For their study, published online November 16 in Cancer Cell, Shapiro and colleagues analyzed data from two cohorts of patients with a cancer diagnosis: one that had received a booster and another that had only received the initial vaccine series.
In the booster cohort, 88 racially diverse patients received an additional vaccine dose 28 days or more after completing their standard vaccination series, most often with the Pfizer-BioNTech vaccine. The median age in this group was 69 years and two thirds had a hematologic malignancy.
Overall, patients with hematologic malignancies showed both a lower pre-booster antibody response as well as a smaller change in anti-spike IgG mean titers after the booster compared with patients with solid tumors (10,034 vs. 22,686 AU/mL, P =.003).
Fifty-six patients (64%) had detectable antibodies prior to the booster shot. Of the 32 patients (36%) without a measurable immune response, all except one had a hematologic malignancy. However, 18 of these patients (56%) developed antibodies after receiving the booster shot.
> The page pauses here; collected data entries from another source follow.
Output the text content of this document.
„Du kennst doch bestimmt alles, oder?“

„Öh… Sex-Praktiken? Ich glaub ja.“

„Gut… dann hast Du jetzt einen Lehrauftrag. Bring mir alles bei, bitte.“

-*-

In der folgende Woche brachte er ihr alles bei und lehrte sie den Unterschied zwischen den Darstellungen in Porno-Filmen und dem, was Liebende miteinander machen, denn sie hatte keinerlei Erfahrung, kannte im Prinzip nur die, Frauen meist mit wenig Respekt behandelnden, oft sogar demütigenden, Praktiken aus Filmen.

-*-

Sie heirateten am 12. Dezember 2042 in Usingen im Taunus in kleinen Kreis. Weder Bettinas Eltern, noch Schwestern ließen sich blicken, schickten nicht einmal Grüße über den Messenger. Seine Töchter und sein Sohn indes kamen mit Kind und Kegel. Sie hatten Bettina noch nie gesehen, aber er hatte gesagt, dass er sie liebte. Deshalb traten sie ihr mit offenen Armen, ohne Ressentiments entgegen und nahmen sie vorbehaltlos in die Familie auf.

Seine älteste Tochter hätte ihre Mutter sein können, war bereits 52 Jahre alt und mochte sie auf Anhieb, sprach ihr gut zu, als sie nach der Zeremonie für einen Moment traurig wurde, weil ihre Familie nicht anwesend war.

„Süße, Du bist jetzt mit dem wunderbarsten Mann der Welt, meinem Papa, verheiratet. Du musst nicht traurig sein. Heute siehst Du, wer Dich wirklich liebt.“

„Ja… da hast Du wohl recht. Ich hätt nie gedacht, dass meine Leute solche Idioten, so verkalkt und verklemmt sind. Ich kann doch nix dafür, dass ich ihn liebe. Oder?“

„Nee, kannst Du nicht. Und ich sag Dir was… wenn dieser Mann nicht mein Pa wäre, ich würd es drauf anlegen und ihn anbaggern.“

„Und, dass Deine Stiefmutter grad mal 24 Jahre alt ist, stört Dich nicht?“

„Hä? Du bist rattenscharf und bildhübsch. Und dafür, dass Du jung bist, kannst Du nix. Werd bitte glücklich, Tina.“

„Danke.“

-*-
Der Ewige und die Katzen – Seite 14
Fourteen patients (44%) — all of whom had some form of B-cell cancer — remained seronegative post-booster. Most of these patients had undergone immune-depleting treatments, such as anti-BTK or anti-CD20 therapy or both.
“The B-cells are the ones that produce antibodies, so when you have a cancer that has damaged the B-cells and you’re targeting a therapy that kills that B-cell in an effort to control the cancer, you’re kind of reducing your armamentarium to produce antibodies in general,” said Astha Thakkar, MBBS, also a hematology/oncology fellow at Montefiore and the paper’s co-lead author.
An analysis of 28 of the 56 patients who initially seroconverted found higher levels of antibodies after the booster than after the original full vaccination, “suggesting benefit to booster vaccination in the majority of patients with cancer,” the authors write in their study.
In the other cohort of 99 patients who had completed vaccination 4 to 6 months earlier, the researchers looked at how anti-COVID-19 immunity waned over time. Overall, antibody titers had dropped considerably since vaccination, from a median of 5162 AU/mL right after vaccination to 724.6 AU/mL. All patients with solid tumors had detectable antibodies at follow-up, and only two with hematologic cancers did not.
Shapiro and Thakkar said the take-home message from their study is that boosters can be particularly valuable for people with cancer.
“The booster works very well, and maybe even gives you more protection than you had at first,” Shapiro said.
The study did not have commercial funding. Two of the authors report ties to several drugmakers, but not to Pfizer or Moderna.